Dichiarazione di Niccolò Figà-Talamanca, Segretario Generale di Non c’è Pace Senza Giustizia:
“Mentre il mondo ricorda la tragica eredità di Halabja, Non c’è Pace Senza Giustizia è onorata di unirsi alle vittime di questo terribile massacro che faceva parte di una grande campagna progettata dal regime Ba’athi per sterminare sistematicamente i curdi dall’Iraq. Riteniamo che il primo passo per un risarcimento delle vittime e dei sopravvissuti debba passare attraverso l’accettazione e il riconoscimento che la loro sofferenza non è il risultato di una calamità naturale, ma di una politica deliberata per conquistare e mantenere il potere attraverso attacchi diffusi e sistematici contro una popolazione civile da parte del precedente regime.
“Nel 2008 il Consiglio Presidenziale Iracheno ha approvato la Risoluzione 26 ratificando una risoluzione parlamentare che condanna le operazioni Anfal attuate dalle forze irachene durante l’assolutismo di Saddam Hussein come un atto di genocidio contro il popolo curdo, seguita da una delibera analoga da parte del Supremo Tribunale Penale iracheno nel 2010. Cinque anni dopo, il movimento per riconoscere le esazioni perpetrate contro i curdi iracheni, quali ad esempio il genocidio, si è finalmente affermato sulla scena internazionale.

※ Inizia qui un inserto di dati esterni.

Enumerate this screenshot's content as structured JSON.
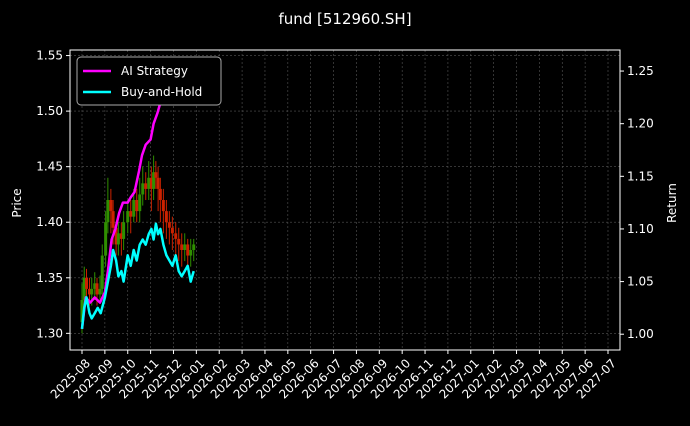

Diversi paesi, tra cui il Canada, la Norvegia, la Svezia e il Regno Regno, hanno già iniziato a sostenere l’iniziativa attraverso i loro parlamenti.
“Facciamo appello a tutti gli Stati, ma anche all’Unione Europea e alle Nazioni Unite, ad adottare misure simili per integrare e rafforzare questi segnali importanti di riconoscimento politico. Lo dobbiamo alle vittime e ai sopravvissuti e lo dobbiamo al futuro del Kurdistan, così che questi eventi e le responsabilità siano formalmente, giuridicamente e universalmente riconosciuti in modo che una storia condivisa del passato possa essere un forte scudo contro la ripetizione di tali atrocità, e in modo che alla frase troppo spesso usata “mai più” si possa dare un significato concreto.
“Chiediamo inoltre al Governo iracheno di aderire alla Corte Penale Internazionale (CPI) per dimostrare il suo impegno chiaro per la giustizia e lo Stato di diritto come pre-condizione per una pace sostenibile e segno di un ulteriore e significativo passo avanti negli sforzi della comunità internazionale per porre fine all’impunità per i crimini più gravi di diritto internazionale e per la difesa dei diritti umani fondamentali”.